隨著車隊啟動,幾輛路虎攬勝在拉斯維加斯大道的夜燈中快速穿行,駛向許言入住的永利安可酒店方向。
而剛經歷過槍戰的許大少,直到徹底離開了鴻泰賭場,整個人這才放心的靠在後排座椅上。
坐在他旁邊的趙安格,卻像是丟了魂兒一般,縮在座椅角落裡,生怕擠到許言。
此刻的他哪裡還有一絲在泉城與許言初次見面的意氣風發,凌亂的頭髮,淤青的眼角,腫脹的臉頰,無一不在證明,年少無知的他站在到底有多狼狽?
直到半個小時後,車隊駛入永利安可的地下停車場,眾人的心,這才徹底放鬆下來。
馬克已經提前聯絡酒店方面,安排了人清過場,電梯口有酒店保安把守,不讓閒雜人員在此逗留。
一行人下車後,直接上了電梯,直達頂層總統套房。當厚重的鋼製木門關閉的那一刻,整個走廊裡才徹底安靜了下來。
回到房間後,許言沒有多說什麼,而是直接進了浴室,他急需洗個澡,放鬆一下自己的身心。
而被救出來的趙安格,則有些不知所措的站在客廳的地毯上,不知道是應該站著還是應該坐下。
作為許言的貼身助理,弗蘭克知道面前這個小夥子,是趙的弟弟,而趙與老闆的關係,雖然沒有人明說,但大家心中都跟明鏡一般。
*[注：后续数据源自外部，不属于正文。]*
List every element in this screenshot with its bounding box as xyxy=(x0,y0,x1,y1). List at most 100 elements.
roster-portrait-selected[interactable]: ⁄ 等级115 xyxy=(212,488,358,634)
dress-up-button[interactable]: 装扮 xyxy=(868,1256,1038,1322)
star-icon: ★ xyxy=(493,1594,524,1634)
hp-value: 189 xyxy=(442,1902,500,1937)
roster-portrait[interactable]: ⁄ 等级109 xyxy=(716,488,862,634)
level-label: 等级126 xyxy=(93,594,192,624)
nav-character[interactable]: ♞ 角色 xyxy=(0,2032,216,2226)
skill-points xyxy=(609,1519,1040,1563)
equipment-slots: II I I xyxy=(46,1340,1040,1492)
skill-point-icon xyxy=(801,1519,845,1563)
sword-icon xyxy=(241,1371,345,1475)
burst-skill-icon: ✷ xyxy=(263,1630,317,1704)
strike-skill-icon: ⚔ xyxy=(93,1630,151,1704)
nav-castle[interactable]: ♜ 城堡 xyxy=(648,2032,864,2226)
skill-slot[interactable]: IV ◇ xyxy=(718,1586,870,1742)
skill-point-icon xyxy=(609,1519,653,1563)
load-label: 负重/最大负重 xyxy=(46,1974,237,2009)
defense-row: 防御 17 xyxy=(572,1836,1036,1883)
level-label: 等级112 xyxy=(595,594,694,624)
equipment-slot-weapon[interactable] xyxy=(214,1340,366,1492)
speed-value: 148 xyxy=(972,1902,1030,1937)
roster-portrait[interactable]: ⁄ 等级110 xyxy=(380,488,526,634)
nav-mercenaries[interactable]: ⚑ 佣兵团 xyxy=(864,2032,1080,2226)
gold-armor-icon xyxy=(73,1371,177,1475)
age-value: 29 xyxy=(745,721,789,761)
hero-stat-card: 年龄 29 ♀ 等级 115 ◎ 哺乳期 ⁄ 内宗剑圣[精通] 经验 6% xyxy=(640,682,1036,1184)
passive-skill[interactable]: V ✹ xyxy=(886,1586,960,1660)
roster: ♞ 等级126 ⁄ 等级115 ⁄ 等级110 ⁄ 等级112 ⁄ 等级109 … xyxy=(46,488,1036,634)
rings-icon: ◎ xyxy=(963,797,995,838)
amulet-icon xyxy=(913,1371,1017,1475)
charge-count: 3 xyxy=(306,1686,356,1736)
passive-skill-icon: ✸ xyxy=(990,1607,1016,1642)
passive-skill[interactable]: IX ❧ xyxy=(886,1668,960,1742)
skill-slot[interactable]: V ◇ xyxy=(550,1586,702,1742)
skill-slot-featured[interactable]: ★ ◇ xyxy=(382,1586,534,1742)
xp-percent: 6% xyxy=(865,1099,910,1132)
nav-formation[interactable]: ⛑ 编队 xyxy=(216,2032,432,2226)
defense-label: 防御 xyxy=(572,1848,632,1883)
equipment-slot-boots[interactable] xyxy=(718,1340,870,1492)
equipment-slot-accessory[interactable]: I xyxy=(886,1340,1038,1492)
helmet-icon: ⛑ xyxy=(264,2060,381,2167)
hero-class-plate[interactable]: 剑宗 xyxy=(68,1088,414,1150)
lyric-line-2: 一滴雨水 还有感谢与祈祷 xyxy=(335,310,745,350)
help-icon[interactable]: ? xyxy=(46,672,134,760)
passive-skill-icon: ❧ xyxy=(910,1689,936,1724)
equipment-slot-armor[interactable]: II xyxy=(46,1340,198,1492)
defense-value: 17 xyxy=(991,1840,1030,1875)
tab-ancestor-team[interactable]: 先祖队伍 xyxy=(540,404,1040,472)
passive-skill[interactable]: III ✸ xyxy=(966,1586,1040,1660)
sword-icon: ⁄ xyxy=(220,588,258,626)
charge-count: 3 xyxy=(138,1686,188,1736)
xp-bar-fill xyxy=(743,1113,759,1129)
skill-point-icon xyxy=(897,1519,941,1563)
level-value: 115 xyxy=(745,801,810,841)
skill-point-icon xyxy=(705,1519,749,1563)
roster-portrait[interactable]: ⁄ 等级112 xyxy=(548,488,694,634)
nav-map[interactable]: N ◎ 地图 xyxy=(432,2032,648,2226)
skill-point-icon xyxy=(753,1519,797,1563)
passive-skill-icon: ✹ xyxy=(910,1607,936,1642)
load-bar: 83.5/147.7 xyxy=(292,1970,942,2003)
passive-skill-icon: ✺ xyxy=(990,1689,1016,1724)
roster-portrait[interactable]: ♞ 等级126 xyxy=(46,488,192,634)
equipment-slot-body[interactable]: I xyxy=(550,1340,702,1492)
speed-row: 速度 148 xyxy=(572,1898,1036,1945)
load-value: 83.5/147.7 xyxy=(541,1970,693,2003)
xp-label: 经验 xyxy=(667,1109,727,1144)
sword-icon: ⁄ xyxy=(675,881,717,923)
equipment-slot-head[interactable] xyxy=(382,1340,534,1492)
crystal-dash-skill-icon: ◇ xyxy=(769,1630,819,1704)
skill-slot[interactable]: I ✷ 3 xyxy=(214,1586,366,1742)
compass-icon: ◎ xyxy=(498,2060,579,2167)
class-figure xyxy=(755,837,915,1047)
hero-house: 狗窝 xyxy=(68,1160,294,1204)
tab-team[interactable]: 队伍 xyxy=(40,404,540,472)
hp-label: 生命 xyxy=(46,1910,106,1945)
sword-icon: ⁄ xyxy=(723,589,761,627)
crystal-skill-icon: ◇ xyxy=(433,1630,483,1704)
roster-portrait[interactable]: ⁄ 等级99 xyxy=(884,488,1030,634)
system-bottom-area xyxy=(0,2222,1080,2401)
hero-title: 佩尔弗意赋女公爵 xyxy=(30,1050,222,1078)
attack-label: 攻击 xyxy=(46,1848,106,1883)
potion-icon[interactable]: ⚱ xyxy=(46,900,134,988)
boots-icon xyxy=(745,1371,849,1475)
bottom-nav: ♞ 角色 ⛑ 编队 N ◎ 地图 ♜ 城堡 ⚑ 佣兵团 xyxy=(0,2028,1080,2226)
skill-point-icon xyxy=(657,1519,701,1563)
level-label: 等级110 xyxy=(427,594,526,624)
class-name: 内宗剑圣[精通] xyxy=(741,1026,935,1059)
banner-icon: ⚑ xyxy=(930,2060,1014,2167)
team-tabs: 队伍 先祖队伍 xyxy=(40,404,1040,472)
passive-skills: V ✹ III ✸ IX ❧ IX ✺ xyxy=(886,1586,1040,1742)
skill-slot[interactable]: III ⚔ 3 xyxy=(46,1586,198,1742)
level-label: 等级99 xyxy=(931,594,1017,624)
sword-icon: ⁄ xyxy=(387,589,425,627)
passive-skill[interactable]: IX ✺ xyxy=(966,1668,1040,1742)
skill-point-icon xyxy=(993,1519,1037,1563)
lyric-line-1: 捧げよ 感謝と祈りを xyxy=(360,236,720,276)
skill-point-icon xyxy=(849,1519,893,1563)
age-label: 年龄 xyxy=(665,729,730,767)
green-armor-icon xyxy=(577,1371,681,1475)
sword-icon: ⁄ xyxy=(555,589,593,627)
所以這個年輕人,也算得上自己半個老闆,於是佛蘭克上前把他扶到沙發上坐下,然後和趙金雷一起退到了客廳的另一側,把空間留給許言和趙安格兩個人。
十幾分鍾後,穿著浴袍的許言從浴室中走出,一屁股坐在了趙安格的旁邊。
並沒有急著問話,而是先讓弗蘭克倒了杯水,端過來放在趙安格面前的茶几上。然後在沉默了幾秒鐘後,這才開口問道:
“疼嗎?”
趙安格聞言愣了一下,抬起頭的瞬間,眼眶一下子就紅了。
他使勁兒搖頭,不敢說自己在賭場受了多少委屈,畢竟是他識人不明,輕信他人,才導致被人騙到了這裡。
也就是說,這一切,歸根結底都是他咎由自取,而面前的便宜姐夫,為了救他居然不惜親自前來,冒著被槍擊的風險,把他救了出來,在這種情況下,他怎麼有臉說自己疼呢。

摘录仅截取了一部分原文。